El signor Ruggerio, al salir de su casa en San Barbera para comprar un purito en la tienda de la esquina, se quedó sorprendido al verse acompañado por dos hombres, de quienes tenía el vago recuerdo de que lo sujetaron por los brazos y le sugirieron que fuera a tomar una copa con ellos, en algún lugar fuera del campo.
Algún lugar, de hecho, más allá de cierta red de callejones, una definida isla de barro, pilotajes y pavimentos entrecruzada de pequeños canales, y que constituía la parroquia de San Barbera.
Lo llevaron sobre un puente.
Le dieron a beber un vaso de vino.
– Él tiene dinero -dijo Ruggerio, tragándose prudentemente su envidia junto con su tinto… Porque a nadie le gusta perder un cliente-. Eso por supuesto.
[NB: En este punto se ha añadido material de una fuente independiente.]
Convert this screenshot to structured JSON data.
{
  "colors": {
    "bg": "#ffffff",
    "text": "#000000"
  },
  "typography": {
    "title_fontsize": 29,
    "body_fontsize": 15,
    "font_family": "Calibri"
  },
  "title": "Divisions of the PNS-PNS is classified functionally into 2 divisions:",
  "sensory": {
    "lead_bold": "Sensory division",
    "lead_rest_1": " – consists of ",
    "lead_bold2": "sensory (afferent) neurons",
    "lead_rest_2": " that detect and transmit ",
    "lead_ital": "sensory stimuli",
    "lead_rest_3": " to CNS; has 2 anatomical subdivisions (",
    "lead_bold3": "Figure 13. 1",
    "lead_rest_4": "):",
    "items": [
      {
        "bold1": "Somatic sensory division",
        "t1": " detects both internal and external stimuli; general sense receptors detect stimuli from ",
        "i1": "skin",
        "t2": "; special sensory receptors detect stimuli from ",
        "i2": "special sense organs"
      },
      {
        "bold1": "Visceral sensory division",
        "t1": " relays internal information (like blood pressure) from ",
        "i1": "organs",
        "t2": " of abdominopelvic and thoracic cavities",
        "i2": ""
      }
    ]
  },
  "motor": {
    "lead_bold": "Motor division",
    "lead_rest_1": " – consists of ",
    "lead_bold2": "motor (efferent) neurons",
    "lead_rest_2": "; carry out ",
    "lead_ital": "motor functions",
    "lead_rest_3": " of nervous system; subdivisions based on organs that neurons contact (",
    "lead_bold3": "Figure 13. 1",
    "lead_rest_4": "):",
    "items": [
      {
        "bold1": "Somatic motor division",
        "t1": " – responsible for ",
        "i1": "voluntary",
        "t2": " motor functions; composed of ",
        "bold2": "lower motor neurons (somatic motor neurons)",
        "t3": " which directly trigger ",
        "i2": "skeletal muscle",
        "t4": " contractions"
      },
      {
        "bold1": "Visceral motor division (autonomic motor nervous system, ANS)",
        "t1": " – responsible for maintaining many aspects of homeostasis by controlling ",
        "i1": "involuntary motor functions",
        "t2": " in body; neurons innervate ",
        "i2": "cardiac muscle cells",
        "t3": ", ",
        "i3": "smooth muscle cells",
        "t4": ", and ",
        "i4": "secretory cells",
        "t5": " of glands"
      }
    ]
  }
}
La cuestión es, ¿de dónde viene?
A los hombres, al parecer, les gustaba la forma en que él hablaba.
– Eso es para usted, barone -dijo uno de ellos en la puerta del bar, sacando de su bolsillo del pecho un puro envuelto en un billete-. Espero que pueda usted encontrar su camino de vuelta a casa.
– Ya saben ustedes cómo son las cosas, caballeros -replicó Ruggerio nerviosamente-. A mi edad, uno empieza a olvidarlo todo.
Uno de los hombres alargó la mano y le pellizcó la mejilla a Ruggerio.
– Me encanta oírlo, barone -dijo-. Que duerma bien.